As he traces London’s art scene from the 1940s to the 1970s, the configuration of friends and rivals he presents is as lucid as a family tree. Filled with vivid anecdotes that might have otherwise disappeared into the Soho air, Modernists & Mavericks is Mr. Gayford’s masterpiece, and a major work of modern art history ... Mr. Gayford identifies a common thread of 'idiosyncratic accommodations'—to the history of art, to photography, to war and its aftermath, to Romantic Paris and the romance of postwar London. He also detects a common pursuit of what Freud called 'art that is in some way concerned with truth'—an effort to produce painting that, in Mr. Gayford’s words, 'felt like reality without imitating it.'
This is a panorama, one that feels in some senses definitive (largely, perhaps, because he has the guts to turn periodically away from the most famous figures of the time, the better to allow other names—David Bomberg, say, or Victor Pasmore—a look in). But it also swirls excitingly. Even the long, drawn-out conflict between abstraction and figuration appears here not as some dry, academic thing, but as the very air artists breathed—and on which some of them would end up choking ... Gayford deploys [Francis] Bacon’s voice to brilliant effect, and you hang on to every word, from his conviction that he wanted his pictures to look as if a human being had passed between them, leaving a trace of human presence 'as a snail leaves its slime' ... In Modernists & Mavericks, then, he [Bacon] is inevitably the star around which all the other planets orbit.
As Martin Gayford shows in his superb survey of British painting from 1945 to 1970, London—almost exclusively—became the gathering place for young men and women determined to make art appropriate for the new age ... Gayford has interviewed many of the leading British artists of the postwar generation and, for good measure, has been painted by Freud and written books with David Hockney.

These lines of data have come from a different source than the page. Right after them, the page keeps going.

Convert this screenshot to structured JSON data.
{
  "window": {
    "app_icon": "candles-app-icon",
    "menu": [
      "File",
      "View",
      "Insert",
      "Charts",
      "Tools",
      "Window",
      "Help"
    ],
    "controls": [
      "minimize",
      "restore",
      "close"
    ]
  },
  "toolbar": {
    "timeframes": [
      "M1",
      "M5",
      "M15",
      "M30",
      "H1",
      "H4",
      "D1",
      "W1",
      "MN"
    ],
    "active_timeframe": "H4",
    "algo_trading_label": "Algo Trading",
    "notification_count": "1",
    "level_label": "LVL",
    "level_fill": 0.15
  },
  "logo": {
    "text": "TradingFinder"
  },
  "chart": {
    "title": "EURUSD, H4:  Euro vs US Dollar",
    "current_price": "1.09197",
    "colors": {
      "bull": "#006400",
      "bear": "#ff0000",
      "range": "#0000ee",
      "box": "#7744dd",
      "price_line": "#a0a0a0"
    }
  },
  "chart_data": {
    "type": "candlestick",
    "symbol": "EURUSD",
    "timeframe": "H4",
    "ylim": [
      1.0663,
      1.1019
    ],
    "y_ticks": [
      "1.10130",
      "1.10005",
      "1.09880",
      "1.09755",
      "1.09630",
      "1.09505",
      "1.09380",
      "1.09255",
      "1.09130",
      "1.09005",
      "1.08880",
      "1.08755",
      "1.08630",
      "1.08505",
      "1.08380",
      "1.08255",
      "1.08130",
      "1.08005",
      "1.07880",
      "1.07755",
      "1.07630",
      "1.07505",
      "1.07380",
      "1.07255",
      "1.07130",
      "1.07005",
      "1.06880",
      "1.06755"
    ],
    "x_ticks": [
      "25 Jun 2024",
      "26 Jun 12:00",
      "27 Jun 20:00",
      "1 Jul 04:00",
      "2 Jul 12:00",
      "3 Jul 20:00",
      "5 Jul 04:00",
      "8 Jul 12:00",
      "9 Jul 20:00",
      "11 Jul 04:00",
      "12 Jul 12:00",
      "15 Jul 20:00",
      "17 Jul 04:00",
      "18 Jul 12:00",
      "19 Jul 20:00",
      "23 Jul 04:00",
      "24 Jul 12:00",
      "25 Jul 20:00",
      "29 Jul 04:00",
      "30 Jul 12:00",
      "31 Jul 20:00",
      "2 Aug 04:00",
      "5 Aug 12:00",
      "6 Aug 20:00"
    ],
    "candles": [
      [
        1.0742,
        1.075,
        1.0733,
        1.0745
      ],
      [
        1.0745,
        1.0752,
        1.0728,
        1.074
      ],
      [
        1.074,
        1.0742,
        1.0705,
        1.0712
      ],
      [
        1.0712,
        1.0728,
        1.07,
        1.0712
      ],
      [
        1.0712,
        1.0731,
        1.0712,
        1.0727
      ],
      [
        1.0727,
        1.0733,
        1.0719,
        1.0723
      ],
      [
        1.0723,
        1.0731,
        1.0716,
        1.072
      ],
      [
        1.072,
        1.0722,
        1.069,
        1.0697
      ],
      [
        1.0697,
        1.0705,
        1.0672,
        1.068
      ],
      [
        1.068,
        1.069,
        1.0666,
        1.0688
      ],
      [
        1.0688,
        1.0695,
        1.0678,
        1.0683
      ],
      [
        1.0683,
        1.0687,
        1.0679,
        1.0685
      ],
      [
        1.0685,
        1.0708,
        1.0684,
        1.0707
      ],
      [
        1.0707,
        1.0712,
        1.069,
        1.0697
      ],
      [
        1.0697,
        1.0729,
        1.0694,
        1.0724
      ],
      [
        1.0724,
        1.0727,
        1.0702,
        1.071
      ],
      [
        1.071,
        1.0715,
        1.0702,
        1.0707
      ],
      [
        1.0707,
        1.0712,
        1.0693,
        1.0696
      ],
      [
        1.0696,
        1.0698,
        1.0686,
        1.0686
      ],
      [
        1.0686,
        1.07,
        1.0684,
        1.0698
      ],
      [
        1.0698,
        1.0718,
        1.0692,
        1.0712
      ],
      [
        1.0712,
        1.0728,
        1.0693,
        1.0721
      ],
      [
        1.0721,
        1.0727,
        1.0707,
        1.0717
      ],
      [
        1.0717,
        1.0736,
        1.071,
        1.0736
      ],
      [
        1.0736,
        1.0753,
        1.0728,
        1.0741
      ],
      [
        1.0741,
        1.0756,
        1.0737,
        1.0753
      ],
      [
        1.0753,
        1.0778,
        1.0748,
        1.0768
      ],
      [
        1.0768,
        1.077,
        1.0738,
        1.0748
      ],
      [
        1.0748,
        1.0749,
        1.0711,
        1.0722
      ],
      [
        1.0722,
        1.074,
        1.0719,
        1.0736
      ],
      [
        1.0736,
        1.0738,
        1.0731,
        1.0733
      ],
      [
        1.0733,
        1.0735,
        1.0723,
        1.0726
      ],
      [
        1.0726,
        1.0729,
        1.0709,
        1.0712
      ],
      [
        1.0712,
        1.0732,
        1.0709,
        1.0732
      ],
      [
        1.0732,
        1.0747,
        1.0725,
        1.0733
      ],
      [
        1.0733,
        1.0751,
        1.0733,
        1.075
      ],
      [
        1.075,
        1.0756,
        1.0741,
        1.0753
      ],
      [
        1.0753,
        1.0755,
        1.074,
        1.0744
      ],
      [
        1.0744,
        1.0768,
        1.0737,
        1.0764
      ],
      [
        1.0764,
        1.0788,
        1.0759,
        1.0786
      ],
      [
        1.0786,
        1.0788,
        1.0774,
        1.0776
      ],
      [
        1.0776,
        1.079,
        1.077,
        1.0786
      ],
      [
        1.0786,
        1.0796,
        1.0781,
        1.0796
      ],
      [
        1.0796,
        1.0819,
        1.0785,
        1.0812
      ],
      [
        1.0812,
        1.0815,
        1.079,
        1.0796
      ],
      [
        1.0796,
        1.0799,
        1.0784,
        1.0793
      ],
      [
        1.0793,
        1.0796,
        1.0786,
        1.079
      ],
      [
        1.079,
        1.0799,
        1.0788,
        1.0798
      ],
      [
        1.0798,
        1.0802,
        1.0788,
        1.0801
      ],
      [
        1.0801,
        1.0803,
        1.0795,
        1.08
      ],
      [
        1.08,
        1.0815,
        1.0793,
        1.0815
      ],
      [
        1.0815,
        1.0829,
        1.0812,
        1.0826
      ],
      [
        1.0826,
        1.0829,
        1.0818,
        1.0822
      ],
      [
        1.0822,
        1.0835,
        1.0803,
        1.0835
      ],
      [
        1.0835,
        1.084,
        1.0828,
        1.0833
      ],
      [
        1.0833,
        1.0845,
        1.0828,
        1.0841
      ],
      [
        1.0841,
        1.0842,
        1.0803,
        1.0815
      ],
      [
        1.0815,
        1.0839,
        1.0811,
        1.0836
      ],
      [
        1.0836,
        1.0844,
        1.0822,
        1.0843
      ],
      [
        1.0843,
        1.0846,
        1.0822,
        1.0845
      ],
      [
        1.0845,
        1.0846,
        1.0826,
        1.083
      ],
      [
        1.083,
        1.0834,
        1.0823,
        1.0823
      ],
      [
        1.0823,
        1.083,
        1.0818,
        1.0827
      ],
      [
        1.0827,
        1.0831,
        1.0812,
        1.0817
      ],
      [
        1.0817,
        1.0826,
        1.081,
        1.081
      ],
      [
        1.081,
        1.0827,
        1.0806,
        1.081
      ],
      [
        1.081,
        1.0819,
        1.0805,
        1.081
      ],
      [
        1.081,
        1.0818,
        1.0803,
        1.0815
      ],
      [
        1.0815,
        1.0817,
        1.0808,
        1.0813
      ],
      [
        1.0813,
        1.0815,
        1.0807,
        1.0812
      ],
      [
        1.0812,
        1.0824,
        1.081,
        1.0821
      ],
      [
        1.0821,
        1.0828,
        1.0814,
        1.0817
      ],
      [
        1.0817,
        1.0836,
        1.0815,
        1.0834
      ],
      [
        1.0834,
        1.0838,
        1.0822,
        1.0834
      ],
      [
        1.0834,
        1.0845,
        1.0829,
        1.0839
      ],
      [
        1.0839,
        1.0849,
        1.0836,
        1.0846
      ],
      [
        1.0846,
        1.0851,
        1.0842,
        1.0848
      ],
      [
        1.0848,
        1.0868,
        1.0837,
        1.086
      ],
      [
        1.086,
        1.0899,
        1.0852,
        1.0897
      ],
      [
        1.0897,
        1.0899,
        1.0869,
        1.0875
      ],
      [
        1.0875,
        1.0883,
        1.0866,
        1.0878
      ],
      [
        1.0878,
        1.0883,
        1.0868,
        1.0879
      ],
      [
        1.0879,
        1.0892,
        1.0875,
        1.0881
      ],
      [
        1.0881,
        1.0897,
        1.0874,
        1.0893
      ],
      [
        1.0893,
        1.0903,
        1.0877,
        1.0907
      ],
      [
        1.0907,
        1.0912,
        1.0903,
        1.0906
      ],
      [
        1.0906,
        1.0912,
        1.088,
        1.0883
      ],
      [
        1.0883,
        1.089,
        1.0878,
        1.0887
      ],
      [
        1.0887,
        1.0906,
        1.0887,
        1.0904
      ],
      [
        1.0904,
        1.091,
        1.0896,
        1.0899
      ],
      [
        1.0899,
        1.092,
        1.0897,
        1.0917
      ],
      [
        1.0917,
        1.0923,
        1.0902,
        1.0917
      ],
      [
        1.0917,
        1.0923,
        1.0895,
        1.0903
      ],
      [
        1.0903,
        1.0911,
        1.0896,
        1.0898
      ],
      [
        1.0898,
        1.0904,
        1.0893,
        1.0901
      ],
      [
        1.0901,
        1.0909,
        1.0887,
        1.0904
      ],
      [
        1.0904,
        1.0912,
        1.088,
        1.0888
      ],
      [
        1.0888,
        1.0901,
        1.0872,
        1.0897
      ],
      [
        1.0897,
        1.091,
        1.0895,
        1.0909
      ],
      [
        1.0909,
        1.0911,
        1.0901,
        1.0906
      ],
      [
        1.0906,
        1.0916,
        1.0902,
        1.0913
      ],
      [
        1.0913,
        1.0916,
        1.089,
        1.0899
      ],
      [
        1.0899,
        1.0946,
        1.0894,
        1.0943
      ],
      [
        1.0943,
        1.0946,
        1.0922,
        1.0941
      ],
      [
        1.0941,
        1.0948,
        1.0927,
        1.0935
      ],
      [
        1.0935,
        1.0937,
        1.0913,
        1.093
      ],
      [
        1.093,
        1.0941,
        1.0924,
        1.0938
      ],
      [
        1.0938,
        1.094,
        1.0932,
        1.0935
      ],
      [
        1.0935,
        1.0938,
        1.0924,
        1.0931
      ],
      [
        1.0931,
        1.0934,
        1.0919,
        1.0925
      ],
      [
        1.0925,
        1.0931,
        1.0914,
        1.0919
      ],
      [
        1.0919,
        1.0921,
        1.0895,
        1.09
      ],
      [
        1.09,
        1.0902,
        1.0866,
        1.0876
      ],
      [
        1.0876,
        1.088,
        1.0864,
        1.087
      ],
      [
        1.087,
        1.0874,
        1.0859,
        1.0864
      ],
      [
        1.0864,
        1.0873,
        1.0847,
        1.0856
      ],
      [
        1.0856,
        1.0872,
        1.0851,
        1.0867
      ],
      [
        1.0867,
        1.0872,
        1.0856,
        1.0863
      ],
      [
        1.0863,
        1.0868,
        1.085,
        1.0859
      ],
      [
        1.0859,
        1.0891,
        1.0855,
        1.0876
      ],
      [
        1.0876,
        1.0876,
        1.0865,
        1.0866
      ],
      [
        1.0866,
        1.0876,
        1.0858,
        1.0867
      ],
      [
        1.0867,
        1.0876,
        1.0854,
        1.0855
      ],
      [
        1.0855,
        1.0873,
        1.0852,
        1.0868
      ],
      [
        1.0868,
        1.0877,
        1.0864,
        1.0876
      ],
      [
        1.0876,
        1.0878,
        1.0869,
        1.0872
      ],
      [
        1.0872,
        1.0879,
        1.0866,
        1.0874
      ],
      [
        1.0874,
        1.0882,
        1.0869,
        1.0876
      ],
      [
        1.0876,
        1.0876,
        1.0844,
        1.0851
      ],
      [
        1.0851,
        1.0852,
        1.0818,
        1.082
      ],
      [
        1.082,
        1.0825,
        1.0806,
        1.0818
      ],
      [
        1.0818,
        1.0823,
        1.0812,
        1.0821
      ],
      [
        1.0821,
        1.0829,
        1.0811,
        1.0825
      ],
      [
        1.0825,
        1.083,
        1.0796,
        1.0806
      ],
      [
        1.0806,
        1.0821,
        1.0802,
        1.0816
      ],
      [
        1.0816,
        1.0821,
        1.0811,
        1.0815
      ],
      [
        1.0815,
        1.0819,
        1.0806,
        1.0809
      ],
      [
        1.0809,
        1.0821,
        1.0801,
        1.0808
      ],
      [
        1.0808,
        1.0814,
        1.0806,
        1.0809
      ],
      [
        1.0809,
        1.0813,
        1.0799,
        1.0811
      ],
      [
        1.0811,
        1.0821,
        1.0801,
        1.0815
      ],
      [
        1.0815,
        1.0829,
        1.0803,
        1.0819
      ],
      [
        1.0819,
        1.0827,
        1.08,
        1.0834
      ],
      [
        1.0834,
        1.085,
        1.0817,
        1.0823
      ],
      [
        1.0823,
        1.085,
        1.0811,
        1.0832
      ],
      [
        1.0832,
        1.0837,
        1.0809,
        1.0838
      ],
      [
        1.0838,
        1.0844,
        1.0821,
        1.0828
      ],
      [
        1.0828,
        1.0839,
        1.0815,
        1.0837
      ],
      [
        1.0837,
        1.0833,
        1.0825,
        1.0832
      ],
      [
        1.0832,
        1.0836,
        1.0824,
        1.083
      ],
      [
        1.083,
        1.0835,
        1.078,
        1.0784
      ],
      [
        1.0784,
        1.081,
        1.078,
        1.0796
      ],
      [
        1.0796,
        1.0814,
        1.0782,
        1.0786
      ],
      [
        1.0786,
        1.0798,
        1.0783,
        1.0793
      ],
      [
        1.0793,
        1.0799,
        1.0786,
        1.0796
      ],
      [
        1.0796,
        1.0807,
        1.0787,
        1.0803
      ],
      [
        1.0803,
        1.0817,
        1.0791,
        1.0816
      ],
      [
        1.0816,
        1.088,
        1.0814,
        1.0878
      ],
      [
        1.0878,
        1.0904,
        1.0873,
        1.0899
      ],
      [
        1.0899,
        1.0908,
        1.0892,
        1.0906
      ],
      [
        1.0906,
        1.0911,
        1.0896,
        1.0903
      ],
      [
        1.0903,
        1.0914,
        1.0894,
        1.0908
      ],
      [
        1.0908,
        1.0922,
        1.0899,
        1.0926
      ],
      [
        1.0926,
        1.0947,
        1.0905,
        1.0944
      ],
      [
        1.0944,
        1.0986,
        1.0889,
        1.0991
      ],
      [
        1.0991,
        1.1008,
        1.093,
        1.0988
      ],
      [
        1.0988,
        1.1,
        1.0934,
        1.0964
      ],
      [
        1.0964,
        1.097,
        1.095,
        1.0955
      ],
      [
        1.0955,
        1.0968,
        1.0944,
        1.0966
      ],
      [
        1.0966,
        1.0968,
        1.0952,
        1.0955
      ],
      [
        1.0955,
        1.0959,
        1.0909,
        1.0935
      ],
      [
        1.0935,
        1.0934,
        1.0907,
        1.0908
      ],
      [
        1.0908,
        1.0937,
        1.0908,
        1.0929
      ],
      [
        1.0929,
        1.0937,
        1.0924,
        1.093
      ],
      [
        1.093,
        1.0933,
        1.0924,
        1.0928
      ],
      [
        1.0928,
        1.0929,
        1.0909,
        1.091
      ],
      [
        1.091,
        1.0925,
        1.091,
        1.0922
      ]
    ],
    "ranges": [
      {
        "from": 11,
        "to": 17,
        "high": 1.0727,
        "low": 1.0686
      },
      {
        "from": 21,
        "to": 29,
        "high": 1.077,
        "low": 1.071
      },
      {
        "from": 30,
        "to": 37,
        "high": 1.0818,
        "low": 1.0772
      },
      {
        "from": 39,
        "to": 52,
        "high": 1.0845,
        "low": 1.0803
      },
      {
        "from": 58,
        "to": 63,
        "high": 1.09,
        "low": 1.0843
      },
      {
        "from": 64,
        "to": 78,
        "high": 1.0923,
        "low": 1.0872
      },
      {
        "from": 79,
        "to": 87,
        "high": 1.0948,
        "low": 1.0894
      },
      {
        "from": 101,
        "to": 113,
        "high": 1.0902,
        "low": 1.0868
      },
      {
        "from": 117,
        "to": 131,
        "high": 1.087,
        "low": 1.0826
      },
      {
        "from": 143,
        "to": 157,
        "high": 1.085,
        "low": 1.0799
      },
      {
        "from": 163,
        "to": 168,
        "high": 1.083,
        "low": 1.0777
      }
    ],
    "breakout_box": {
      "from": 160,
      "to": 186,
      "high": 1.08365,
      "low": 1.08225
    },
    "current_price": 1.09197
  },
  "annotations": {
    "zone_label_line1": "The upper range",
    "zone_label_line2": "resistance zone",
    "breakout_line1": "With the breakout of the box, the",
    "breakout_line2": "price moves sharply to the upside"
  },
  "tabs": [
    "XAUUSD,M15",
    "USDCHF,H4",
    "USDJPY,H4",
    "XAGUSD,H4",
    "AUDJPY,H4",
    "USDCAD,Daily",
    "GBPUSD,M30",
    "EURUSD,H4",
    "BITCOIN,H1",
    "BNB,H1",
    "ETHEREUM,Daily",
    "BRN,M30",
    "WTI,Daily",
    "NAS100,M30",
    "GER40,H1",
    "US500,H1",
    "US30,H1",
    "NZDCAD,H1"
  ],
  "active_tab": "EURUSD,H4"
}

These encounters have given him a great deal of verbatim comment from figures who were at the front line; he has mined it with adroitness to illustrate the shifts and movements of the period ... in this wonderfully accomplished book, full of anecdotes and aperçus, there is hardly an anodyne figure. If, time and again, Gayford reinforces Roger Hilton’s observation that 'very few artists know what they are doing,' his mavericks made unique and gripping art as they tried to find out.